Roasted Winter Veggies with 2 Special Sauces
The combination of these winter vegetables particularly with the two sauces was really delicious. We enjoyed roasted carrots, red skinned potatoes, cauliflower, parsnips and pumpkin. With the very special sauces of vegan creamed spinach and English piccalilli (that’s pickled vegetables with mustard and turmeric). What a interesting and tasty combination they each made!
Serving Size: 4
for the vegetables:
- 3 medium carrots
- 3 medium red skinned potatoes
- 1/2 small cauliflower
- 2 parsnips
- 1/4 pumpkin or butternut squash
- olive oil for baking
for the vegan creamed spinach:
- 1 & 1/2 lb. fresh spinach (or 1 package frozen)
- 1 tablespoon oil
- 1 small onion
- 1 clove garlic
- 2-3 tablespoons soy yogurt
- pinch salt and pepper
- pinch of nutmeg (optional but very nice)
- 2-3 tablespoons dried bread crumbs to thicken
for the English piccalilli:
- 1 jar English piccalilli
- Peel the carrots and slice as you wish to present them.
- Scrub the red skinned potatoes well and slice in thick rounds.
- Break the cauliflower into smaller florets.
- Peel and slice the parsnips as desired.
- Peel and slice the pumpkin into similar sized shapes as the parsnips and carrots.
- Place all in a baking dish and drizzle the oil over the vegetables.
- Sprinkle with a bit of salt and bake in a preheated 450 F / 232 C oven for 25-35 minutes.
- After about 15-20 minutes of baking, take baking dish out of the oven and turn the vegetables so that they cook evenly. Check for doneness with a fork. Return for another 10 minutes or as needed.
- While the vegetables are baking, make the spinach sauce.
- Clean the spinach and roughly chop.
- Chop the onion and mince the garlic.
- Heat the oil in a large frying pan.
- Add the onions and saute.
- When the onions begin to soften, add the garlic and then the spinach.

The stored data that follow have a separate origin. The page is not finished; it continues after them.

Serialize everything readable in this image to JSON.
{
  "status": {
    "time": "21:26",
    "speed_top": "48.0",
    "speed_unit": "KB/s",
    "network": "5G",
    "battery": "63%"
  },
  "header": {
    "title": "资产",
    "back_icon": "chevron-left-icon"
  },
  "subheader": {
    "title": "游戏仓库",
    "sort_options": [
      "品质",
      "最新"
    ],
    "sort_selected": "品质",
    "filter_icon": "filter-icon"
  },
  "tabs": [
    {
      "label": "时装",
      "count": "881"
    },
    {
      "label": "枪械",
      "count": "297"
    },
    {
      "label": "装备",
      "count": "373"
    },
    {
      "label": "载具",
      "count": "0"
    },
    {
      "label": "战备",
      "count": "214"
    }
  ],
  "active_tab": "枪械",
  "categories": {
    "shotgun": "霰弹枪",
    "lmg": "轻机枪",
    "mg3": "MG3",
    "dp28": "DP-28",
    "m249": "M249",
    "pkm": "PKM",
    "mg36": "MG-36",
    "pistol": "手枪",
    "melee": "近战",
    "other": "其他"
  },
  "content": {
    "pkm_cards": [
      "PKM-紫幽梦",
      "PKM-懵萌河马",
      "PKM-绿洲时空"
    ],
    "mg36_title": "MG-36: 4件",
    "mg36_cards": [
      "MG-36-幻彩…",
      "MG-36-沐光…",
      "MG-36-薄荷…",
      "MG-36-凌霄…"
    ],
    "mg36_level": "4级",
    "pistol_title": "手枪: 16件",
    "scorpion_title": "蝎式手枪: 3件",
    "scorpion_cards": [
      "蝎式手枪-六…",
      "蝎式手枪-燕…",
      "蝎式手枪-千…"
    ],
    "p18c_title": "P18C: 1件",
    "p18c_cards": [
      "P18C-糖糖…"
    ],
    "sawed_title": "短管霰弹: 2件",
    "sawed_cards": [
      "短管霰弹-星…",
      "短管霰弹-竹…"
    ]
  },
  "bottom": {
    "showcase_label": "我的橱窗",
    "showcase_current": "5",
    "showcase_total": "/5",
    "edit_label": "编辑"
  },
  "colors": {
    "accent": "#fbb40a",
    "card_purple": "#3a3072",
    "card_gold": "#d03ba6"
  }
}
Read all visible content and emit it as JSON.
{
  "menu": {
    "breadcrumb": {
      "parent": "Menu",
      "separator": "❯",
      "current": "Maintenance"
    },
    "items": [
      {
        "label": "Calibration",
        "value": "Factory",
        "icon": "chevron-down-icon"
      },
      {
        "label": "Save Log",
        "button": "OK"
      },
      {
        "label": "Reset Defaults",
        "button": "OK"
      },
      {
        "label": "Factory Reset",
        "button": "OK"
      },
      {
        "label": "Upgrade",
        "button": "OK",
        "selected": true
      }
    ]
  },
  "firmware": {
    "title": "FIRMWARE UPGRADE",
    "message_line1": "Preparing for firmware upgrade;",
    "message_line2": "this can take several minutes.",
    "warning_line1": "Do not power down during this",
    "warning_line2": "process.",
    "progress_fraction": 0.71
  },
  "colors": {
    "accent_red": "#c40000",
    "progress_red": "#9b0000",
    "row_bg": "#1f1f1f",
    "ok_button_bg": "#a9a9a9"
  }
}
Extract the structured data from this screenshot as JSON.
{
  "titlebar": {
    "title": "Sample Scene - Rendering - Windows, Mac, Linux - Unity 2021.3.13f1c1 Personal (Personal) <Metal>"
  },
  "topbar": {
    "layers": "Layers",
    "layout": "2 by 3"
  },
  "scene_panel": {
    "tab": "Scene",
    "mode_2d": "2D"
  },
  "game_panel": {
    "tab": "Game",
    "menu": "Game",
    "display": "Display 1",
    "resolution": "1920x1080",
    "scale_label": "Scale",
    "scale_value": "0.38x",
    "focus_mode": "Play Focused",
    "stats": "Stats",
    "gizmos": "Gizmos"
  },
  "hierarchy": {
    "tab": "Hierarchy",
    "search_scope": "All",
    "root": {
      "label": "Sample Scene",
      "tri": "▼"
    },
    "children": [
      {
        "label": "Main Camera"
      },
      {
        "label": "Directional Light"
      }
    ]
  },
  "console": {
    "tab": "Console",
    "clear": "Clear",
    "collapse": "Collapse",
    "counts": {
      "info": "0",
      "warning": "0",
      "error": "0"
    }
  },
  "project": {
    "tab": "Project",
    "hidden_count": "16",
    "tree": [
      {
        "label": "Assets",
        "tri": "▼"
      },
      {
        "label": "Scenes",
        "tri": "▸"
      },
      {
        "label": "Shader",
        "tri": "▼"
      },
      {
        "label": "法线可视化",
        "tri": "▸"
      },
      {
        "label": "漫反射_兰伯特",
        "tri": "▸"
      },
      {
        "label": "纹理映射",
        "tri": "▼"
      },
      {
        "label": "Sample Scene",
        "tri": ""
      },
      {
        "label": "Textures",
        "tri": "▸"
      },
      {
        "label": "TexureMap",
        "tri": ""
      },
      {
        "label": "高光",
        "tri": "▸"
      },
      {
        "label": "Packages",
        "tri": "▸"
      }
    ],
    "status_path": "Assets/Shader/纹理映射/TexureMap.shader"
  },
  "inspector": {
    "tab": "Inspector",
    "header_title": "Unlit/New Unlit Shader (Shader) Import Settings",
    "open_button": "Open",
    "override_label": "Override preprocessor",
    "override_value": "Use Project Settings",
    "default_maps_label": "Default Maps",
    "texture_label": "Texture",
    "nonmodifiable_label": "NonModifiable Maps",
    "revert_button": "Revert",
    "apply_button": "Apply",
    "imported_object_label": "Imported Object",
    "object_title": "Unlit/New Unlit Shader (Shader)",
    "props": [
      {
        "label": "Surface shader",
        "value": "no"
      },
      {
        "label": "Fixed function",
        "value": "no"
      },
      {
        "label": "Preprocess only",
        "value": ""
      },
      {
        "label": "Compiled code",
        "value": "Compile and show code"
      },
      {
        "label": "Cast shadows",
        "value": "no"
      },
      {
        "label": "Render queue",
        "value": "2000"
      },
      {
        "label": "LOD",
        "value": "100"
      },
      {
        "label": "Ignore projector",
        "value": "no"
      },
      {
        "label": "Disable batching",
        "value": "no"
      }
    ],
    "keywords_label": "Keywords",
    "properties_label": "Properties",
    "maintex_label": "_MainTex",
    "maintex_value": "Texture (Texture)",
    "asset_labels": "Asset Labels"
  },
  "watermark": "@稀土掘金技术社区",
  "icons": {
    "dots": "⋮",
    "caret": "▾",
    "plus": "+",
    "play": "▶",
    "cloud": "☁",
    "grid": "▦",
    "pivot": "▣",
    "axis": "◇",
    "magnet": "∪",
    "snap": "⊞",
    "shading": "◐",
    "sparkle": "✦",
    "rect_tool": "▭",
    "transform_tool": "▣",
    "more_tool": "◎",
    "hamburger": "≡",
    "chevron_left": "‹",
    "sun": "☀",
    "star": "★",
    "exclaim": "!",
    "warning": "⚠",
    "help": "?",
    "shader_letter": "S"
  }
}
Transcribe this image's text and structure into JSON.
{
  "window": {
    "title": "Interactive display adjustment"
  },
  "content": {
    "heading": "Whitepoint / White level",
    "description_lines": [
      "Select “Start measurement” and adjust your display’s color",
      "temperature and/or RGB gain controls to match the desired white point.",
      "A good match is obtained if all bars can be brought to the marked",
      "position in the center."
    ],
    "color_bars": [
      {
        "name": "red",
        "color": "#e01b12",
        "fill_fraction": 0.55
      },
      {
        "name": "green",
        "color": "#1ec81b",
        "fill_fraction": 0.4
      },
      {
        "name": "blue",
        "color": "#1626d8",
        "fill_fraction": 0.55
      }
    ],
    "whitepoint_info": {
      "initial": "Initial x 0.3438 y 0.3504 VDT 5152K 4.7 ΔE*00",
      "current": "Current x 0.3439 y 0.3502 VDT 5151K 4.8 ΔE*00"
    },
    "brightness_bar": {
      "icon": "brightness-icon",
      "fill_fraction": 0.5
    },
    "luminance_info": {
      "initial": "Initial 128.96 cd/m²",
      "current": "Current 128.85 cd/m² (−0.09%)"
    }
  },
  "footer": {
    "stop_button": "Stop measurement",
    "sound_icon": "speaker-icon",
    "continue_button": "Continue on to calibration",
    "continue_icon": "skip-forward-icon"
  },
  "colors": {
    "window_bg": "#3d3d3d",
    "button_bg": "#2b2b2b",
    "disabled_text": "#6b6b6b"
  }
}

- Stir well while the spinach is wilting.
- Cook only until the spinach has wilted.
- Remove from the heat and place in a large blow.
- Depending on the amount of moisture, you may want to squeeze some of the liquid off.
- Using a knife and fork, we further chopped the spinach. We did not want to puree the mass, only have a finely chopped spinach.
- Add the soy yogurt, salt and pepper and nutmeg if using.
- Stir to blend.
- The mixture will be rather liquid, so you will want to add some dried bread crumbs to make it a thicker sort of dip or sauce. Start by adding 2 tablespoons of dried breadcrumbs. Add more if you wish it to be thicker.
- When the vegetables are roasted, remove from the oven and allow to slightly cool.
- Serve the roasted vegetables on a plate with both sauces.
We would suggest you buy a nice jar of piccalilli. All of the various brands here are vegan. If you want to make your own, our favorite piccalilli recipe (without the honey) is from Hugh Fearnley-Whittingstall and just like other pickle recipes it takes about 6 weeks to season properly.